IF there is any truth in the Hobbesian maxim that no discourse can end in absolute knowledge of fact, then it is fatuous to paraphrase a philosopher, and reviews of philosophic works are especially futile. Mr. Santayana, furthermore, is the kind of philosopher who seems always to use the right amount of exact words, and thus lends himself to quotation rather than to summary. He needs to be quoted for the vigor of his thought and for the lucidity of his style.
The first essay in this volume is on Locke, "the father of modern psychology," whom Mr. Santayana puts in his place in the history of thought.

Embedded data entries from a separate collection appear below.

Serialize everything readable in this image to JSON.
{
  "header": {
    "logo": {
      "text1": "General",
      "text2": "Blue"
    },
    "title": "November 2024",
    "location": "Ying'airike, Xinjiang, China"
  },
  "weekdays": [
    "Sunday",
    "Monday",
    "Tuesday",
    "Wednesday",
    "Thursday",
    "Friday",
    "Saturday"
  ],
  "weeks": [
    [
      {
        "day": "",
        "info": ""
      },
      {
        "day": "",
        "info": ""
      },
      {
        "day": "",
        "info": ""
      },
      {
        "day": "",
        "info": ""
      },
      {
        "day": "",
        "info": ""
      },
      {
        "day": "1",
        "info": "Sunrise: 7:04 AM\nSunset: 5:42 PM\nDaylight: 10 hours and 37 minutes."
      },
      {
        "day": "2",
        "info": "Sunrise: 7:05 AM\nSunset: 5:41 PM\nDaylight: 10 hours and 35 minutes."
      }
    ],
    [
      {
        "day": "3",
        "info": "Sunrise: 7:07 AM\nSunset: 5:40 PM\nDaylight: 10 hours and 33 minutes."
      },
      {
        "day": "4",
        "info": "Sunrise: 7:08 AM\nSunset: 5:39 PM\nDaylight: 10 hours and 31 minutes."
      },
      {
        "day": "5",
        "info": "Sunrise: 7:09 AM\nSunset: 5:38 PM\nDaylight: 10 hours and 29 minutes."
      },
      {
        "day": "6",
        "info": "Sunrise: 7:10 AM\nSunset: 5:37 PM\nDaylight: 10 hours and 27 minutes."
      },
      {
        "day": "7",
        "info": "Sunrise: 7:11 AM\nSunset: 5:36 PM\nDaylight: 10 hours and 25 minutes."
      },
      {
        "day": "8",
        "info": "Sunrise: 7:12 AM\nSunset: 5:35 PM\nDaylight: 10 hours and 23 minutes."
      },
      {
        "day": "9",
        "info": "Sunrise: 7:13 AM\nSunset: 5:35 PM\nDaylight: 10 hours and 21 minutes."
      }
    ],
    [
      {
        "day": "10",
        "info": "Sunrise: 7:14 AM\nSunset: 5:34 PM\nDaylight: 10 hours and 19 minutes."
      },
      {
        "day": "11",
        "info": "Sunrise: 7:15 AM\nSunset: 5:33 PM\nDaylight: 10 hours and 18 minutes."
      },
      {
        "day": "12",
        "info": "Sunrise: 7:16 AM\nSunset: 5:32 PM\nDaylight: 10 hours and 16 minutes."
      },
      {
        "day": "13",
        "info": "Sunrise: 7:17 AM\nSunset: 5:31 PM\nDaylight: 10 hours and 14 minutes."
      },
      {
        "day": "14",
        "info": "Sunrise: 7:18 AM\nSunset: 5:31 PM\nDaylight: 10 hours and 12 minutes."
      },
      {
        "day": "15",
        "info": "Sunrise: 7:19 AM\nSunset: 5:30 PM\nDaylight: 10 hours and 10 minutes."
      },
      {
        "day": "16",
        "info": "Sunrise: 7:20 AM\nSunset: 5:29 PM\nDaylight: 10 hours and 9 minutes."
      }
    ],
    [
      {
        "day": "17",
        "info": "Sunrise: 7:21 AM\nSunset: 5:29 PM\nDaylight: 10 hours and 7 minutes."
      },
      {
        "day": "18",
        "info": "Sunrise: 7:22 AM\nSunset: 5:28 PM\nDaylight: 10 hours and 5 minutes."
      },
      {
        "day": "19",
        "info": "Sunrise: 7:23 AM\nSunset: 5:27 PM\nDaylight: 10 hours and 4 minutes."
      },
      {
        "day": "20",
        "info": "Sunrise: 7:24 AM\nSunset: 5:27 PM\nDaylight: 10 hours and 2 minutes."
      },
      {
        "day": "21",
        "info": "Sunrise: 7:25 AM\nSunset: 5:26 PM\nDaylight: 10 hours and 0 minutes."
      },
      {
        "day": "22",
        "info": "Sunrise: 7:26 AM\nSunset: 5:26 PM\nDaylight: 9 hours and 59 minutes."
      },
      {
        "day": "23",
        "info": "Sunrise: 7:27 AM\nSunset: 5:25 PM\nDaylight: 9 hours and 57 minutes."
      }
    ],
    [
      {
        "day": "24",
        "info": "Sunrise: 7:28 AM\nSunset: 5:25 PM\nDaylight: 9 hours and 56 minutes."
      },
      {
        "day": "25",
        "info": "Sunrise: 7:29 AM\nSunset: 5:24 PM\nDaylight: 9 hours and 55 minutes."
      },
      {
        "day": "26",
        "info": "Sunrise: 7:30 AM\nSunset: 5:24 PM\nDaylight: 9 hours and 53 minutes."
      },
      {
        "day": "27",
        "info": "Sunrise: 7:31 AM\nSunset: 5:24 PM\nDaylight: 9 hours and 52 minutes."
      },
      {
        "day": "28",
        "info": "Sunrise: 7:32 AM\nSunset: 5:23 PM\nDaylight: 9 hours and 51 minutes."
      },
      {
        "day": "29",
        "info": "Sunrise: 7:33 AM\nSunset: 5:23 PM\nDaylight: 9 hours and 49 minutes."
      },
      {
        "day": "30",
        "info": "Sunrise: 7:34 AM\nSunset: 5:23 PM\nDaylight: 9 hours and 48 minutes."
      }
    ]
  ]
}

The second essay is on F. H. Bradley, the sturdy but mistaken moralist, for whom Mr. Santayana, unlike Mr. T. S. Eliot, does not cherish an excessively warm regard. There is, as the third essay, a highly suggestive consideration of the theory of relativity and the new physics. The suspicion is advanced that "even Einstein is an imperfect relativist, and retains Euclidean space and absolute time at the bottom of his calculation, and recovers them at the end."

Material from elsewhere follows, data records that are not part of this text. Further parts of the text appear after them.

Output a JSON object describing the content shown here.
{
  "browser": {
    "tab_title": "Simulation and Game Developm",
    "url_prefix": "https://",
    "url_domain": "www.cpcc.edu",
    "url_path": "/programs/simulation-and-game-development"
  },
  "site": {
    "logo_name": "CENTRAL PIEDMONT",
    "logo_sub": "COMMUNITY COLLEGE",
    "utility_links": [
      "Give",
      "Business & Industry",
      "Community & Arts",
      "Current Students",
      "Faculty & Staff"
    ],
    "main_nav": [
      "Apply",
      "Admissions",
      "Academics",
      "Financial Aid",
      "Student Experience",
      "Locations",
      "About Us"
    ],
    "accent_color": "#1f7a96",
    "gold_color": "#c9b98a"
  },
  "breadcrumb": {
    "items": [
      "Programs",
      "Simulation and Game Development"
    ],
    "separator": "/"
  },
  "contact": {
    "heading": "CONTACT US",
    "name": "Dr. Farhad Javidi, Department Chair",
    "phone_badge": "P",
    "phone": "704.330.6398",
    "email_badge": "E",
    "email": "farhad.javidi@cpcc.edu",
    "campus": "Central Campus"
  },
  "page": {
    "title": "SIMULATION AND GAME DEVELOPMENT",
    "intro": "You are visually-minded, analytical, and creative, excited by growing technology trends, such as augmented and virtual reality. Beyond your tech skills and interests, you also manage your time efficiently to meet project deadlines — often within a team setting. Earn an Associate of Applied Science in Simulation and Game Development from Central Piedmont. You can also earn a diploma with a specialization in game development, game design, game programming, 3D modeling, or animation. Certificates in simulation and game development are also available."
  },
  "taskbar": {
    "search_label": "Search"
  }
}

In the essay on Freud, the great Viennese is linked with Hindu philosophy, an astounding, but, it appears, by no means an impossible feat. Mr. Santayana's argument is very plausible and proceeds from Freud's assertion that "the goal of life is death." The concluding essay in this work deals with Julien Benda and the infinite as he propounds it. For his readers Mr. Santayana leaves a query. Are they to think that for Mr. Santayana the infinite is bad, as it was for the Greeks? Answers will vary.